Four wild mice collected in routine monitoring in open space in the Campo area have tested positive for the potentially deadly hantavirus, the San Diego County Department of Environmental Health announced Thursday.
There have been 22 rodents in San Diego County who have tested positive for the hantavirus this year, according to the department.
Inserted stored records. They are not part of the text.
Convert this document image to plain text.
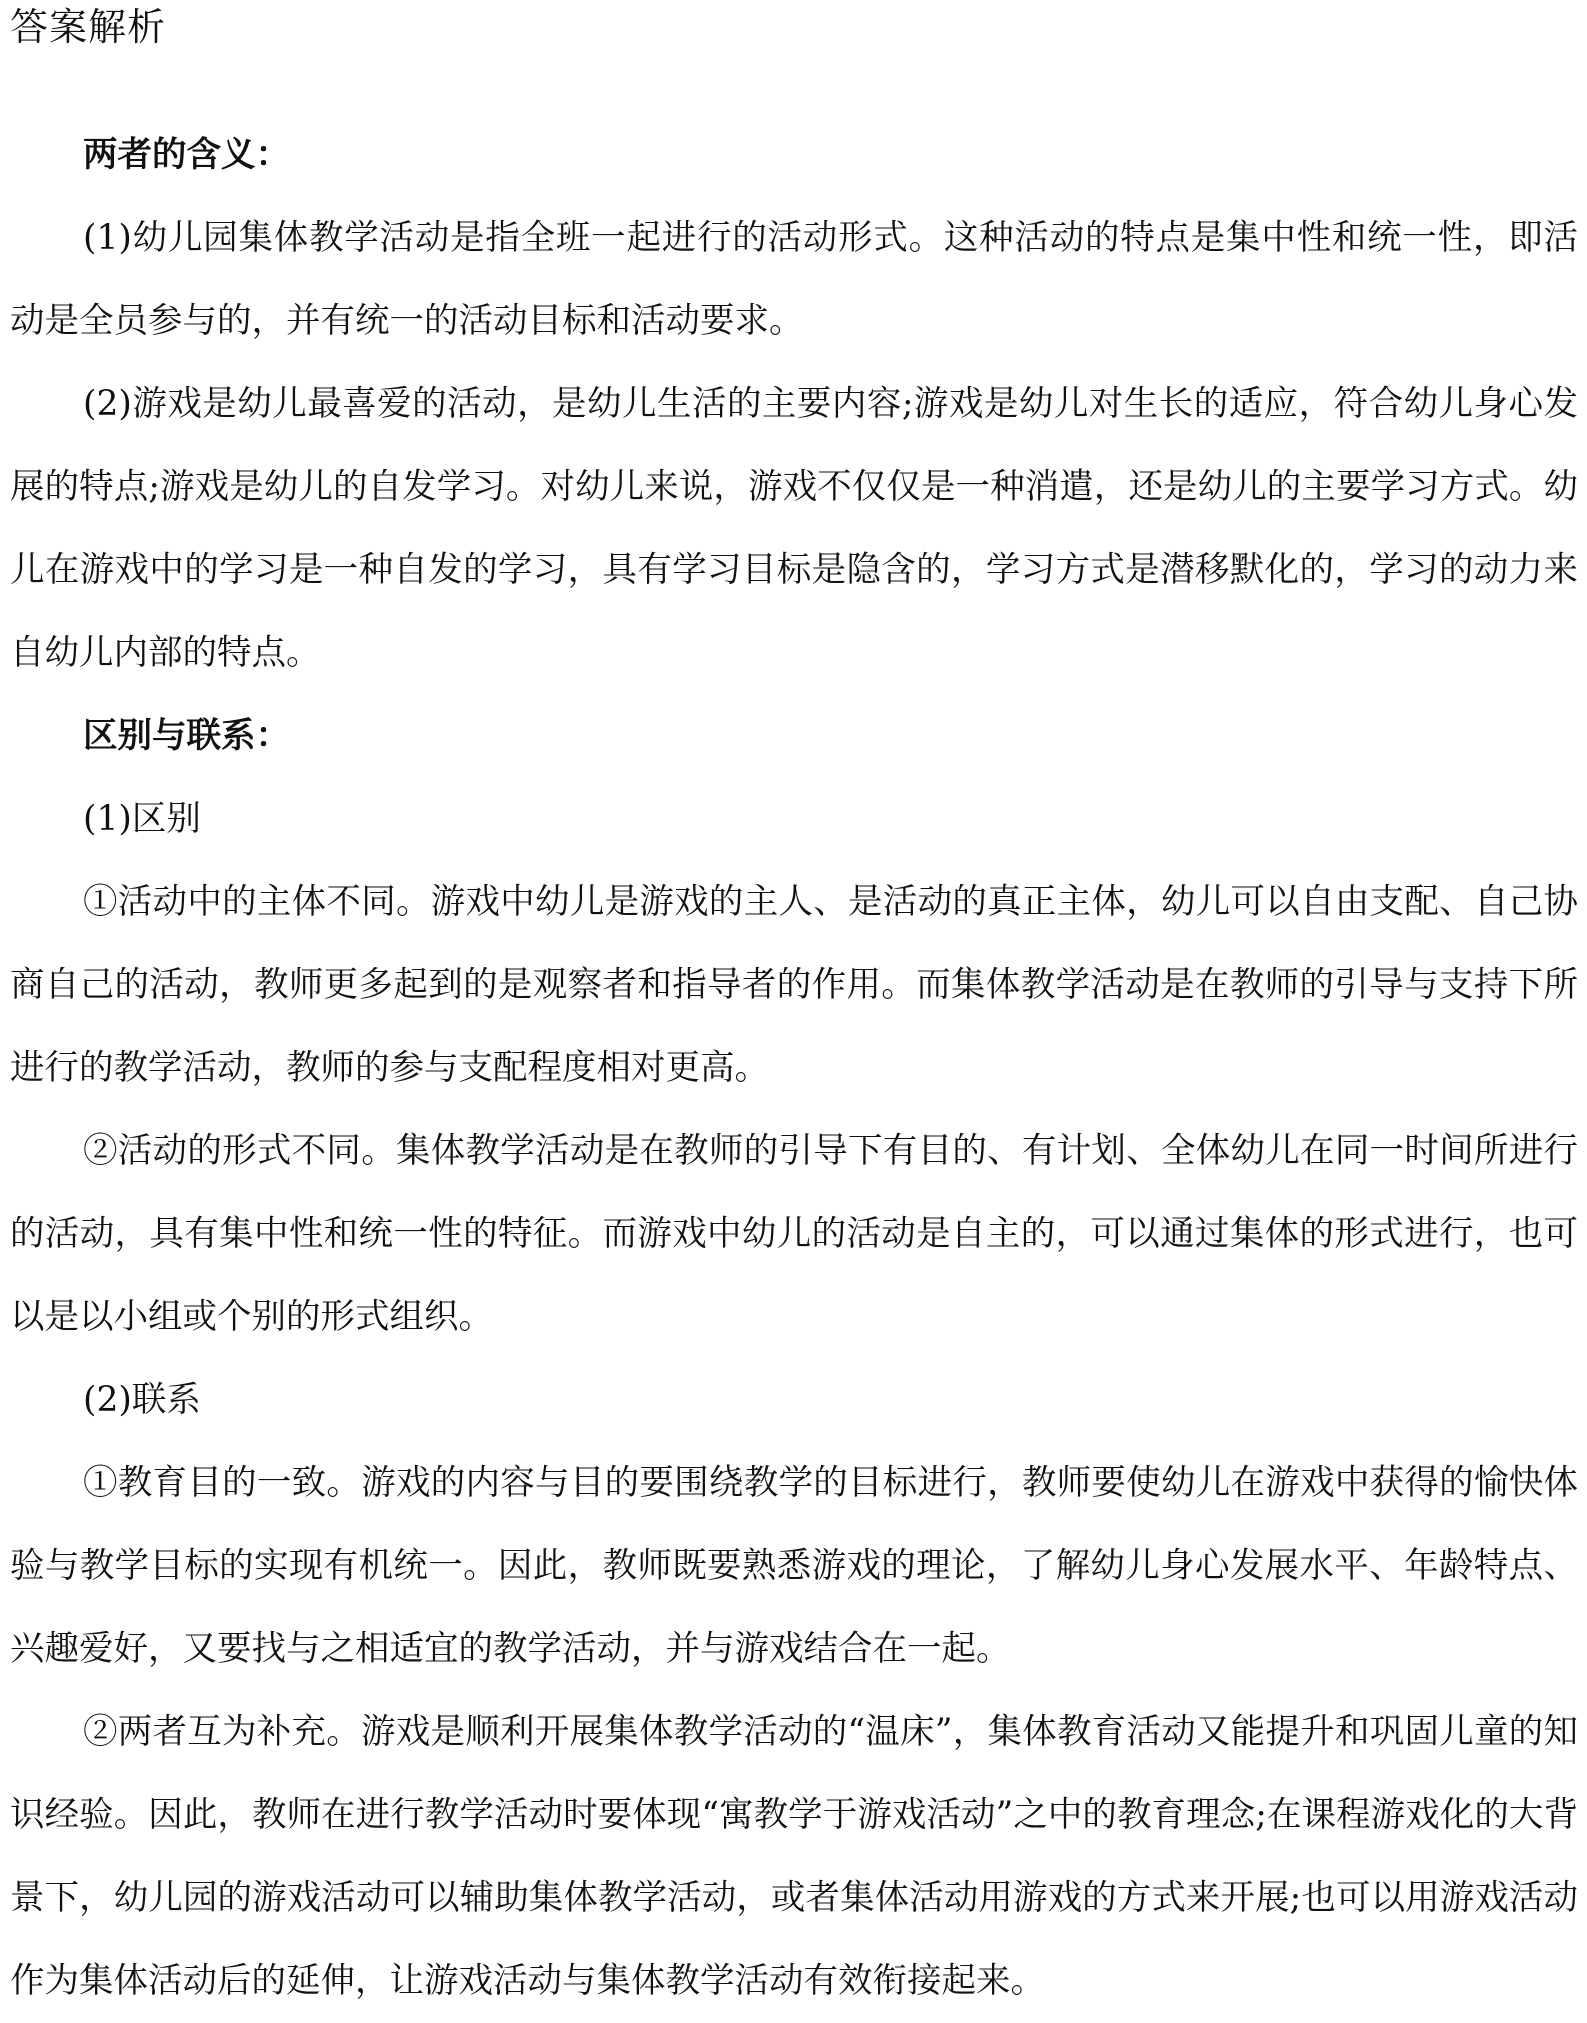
答案解析

两者的含义：

(1)幼儿园集体教学活动是指全班一起进行的活动形式。这种活动的特点是集中性和统一性，即活动是全员参与的，并有统一的活动目标和活动要求。

(2)游戏是幼儿最喜爱的活动，是幼儿生活的主要内容;游戏是幼儿对生长的适应，符合幼儿身心发展的特点;游戏是幼儿的自发学习。对幼儿来说，游戏不仅仅是一种消遣，还是幼儿的主要学习方式。幼儿在游戏中的学习是一种自发的学习，具有学习目标是隐含的，学习方式是潜移默化的，学习的动力来自幼儿内部的特点。

区别与联系：

(1)区别

①活动中的主体不同。游戏中幼儿是游戏的主人、是活动的真正主体，幼儿可以自由支配、自己协商自己的活动，教师更多起到的是观察者和指导者的作用。而集体教学活动是在教师的引导与支持下所进行的教学活动，教师的参与支配程度相对更高。

②活动的形式不同。集体教学活动是在教师的引导下有目的、有计划、全体幼儿在同一时间所进行的活动，具有集中性和统一性的特征。而游戏中幼儿的活动是自主的，可以通过集体的形式进行，也可以是以小组或个别的形式组织。

(2)联系

①教育目的一致。游戏的内容与目的要围绕教学的目标进行，教师要使幼儿在游戏中获得的愉快体验与教学目标的实现有机统一。因此，教师既要熟悉游戏的理论，了解幼儿身心发展水平、年龄特点、兴趣爱好，又要找与之相适宜的教学活动，并与游戏结合在一起。

②两者互为补充。游戏是顺利开展集体教学活动的“温床”，集体教育活动又能提升和巩固儿童的知识经验。因此，教师在进行教学活动时要体现“寓教学于游戏活动”之中的教育理念;在课程游戏化的大背景下，幼儿园的游戏活动可以辅助集体教学活动，或者集体活动用游戏的方式来开展;也可以用游戏活动作为集体活动后的延伸，让游戏活动与集体教学活动有效衔接起来。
The mice collected in the open space in Campo were two California mice, one deer mouse, and one brush mouse.
People are unlikely to be exposed to the virus because its carriers -- wild rodents and wild mice in particular -- generally want to live and nest away from people.
To avoid exposure, residents should seal up all external holes larger than a dime in homes, garages and sheds to keep rodents from getting in, eliminate rodent infestations immediately, avoid rodent-infested areas and not stir up dust or materials that may be contaminated with rodent droppings and urine and clean up rodent droppings with the wet cleaning method.
The method consists of:
- ventilating the affected area by opening doors and windows for at least 30 minutes
- using gloves and spraying a 10% bleach solution or other disinfectants onto dead rodents, rodent droppings, nests, contaminated traps, and surrounding areas and let the disinfectant stand for at least 15 minutes before cleaning
- cleaning with a sponge or a mop that has been soaked in disinfectant
- placing disinfected rodents and debris into two plastic bags, sealing them and discarding in the trash, washing gloves in a bleach solution, then soap and water, and disposing of them using the same double-bag method
- thoroughly washing hands with soap and water.
The virus is shed by wild rodents in urine, feces and saliva, dries and is stirred into the air and inhaled. There is no cure or vaccine for the virus.